Sunday, December 2, 2012

Should I retake the LSAT if I have taken it once already?

If you have taken the LSAT test once already, there is no reason why you should not consider retaking it again.  Now, with the new US News and World Report rankings of law schools, schools only have to report the highest LSAT scores of those who they admit.  That means that many schools will not ding you based on one low and one high LSAT score.

With that being said, you may want to be careful about taking the LSAT again if you did very well and you don't think you can do much better the second time around.  If there is a chance of you doing worse, you may not want to take the LSAT again as well.

The site, Top-Law-Schools recently posted an article about an individual who scored 180 on the LSAT.  In regards to retaking the LSAT, the author mentioned the following points:

"LSAC keeps track of retakers and reports that most people only improve by a few points at best. They also show that the higher your original score, the more likely you become to go down upon a retake. This means you need to be cautious when approaching a retake. If you prepare for 3 months as best you can, take the test, and score at your practice average, you should probably call it quits. Yet, if you score above 175 very consistently, and then are shocked to find a 174 on your results page, then it may actually be wise to retake even with such a high score.

If you don’t improve upon a retake, then you’ve shot yourself in the foot. On the other hand, if you can improve by even one point, then in some cases you may have helped your application considerably. Admissions personnel expect you to improve simply through familiarity with the test, but since your highest score is the one that becomes part of the school’s statistics, the candidate with a 165 and a 166 will probably fare better than the candidate with a 165, all else being equal. I recommend reading TLS’s interviews with admissions deans for more perspective on how they view retaking.

It’s incredibly important that you use your months of practice to establish what your real ability is on the test. If you’re paying attention, you should learn your strengths, weaknesses, and strategies to score higher. You will also learn what score you can expect when you take the real thing. Using this knowledge, you can evaluate why you didn’t score as well as you expected. Was the test center noisy? Did you cut yourself some slack on practice tests without necessarily realizing it? (For instance, some people take long breaks between sections, don’t use a bubble sheet, fudge the section timing, or never practice with an experimental section.) Perhaps most importantly, did you put in as much practice as you should have?
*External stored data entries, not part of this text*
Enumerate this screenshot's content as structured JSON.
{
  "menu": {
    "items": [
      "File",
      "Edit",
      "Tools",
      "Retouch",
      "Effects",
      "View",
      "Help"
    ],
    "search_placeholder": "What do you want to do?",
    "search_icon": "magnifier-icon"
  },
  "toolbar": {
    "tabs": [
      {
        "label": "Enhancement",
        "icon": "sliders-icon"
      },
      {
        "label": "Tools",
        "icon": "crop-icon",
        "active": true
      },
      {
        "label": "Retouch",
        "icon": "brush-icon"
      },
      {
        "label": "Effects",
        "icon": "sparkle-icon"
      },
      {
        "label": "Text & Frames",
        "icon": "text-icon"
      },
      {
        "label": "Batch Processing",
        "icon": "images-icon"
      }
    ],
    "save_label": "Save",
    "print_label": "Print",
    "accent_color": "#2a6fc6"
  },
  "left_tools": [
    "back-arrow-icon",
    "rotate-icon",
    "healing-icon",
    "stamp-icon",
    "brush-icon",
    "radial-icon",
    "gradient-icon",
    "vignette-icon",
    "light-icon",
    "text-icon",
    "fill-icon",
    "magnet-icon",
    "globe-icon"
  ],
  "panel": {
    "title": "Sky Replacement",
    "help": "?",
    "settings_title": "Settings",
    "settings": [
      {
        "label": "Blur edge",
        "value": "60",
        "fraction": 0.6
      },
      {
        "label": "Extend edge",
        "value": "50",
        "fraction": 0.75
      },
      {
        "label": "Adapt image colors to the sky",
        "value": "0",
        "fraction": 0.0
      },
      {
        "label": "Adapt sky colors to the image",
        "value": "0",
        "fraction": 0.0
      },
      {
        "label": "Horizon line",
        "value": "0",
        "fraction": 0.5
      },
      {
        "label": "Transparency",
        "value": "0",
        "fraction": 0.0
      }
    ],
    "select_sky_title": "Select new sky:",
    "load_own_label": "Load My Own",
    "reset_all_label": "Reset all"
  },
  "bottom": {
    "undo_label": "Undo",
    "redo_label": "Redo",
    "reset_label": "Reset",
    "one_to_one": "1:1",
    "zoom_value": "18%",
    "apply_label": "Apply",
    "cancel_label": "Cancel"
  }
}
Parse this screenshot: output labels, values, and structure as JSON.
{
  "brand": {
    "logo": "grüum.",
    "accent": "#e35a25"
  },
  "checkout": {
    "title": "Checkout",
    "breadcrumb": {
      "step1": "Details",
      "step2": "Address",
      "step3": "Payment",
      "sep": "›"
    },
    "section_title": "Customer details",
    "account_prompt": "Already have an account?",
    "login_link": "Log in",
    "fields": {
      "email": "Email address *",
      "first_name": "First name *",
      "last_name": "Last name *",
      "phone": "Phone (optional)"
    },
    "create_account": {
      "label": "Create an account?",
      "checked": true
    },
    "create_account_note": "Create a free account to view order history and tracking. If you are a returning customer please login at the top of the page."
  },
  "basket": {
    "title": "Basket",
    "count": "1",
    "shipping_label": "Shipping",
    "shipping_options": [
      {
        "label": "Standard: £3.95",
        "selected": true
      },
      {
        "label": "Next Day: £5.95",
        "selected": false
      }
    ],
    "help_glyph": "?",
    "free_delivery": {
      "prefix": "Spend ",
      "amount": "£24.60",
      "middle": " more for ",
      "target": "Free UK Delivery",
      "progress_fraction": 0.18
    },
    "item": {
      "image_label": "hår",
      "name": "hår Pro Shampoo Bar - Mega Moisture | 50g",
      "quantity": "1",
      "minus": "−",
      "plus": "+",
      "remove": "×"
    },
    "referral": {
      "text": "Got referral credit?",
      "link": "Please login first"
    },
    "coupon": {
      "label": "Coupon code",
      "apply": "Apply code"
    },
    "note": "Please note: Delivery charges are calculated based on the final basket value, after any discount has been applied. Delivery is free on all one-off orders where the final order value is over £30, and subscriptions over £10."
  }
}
Depending on the answers to questions like these, you can decide if and when you should retake and what you can do to ensure you do better next time. “I was unlucky” is not the right answer, because it excuses you from taking any corrective action."
Many people also recommend reading a good book on the LSAT.  One such book is available here.  One reason why an ebook is great for LSAT study is that it can easily be taken anywhere.  For example, you can read it on the subway, on a trip, or between classes.  If you are an undergraduate student, you may want to get your hands on this kind of book as soon as possible. 

While I did not write the ebook that is linked above, I highly recommend it.  It offers sound advice for vastly improving your LSAT score.  If you have taken the LSAT before and are looking to take it again, consider purchasing this ebook.  Don't settle for a low ranked TTTT or TTT school when you can improve your LSAT score and get into a top-tier, T14, or even a school such as Harvard Law, Stanford Law, or Yale Law School. 


  1. Taking the LSAT twice is a good idea, especially if you score under 160-165. If you do very bad, there is nothing you can lose by taking the LSAT a second time. However, if you get a 170 and up, you may want to ask yourself if you are sure you will do better. Getting a lower score the second time can hurt you a lot more than a higher score the second time can help you.

  2. I've consistently been scoring in the mid 170s on my practice tests from August to September. I ended up getting a 169 on my October test (due to a variety of stupid factors, including 4 instances where I got the right answer and changed it) and want to retake. I haven't looked at any LSAT material since. How would you recommend studying to get ready for February?

    I completely self-prepped the first test and mostly just took a bunch of practice tests (up to PT #61). I was thinking about picking up PTs #62-present and investing in the Manhattan LSAT online self-study course (the one that's ~$400). What's everyone's feedback on that?

  3. Many people do well on the online LSAT courses. It is up to you if you want to spend the money. $400 seems like a lot, especially when I have known of some people who spend way less to study for the LSAT. However, at the same time, getting a high LSAT is worth the cost involved. As long as you spend the time preparing and taking a LOT of practice tests for the LSAT, you should be fine.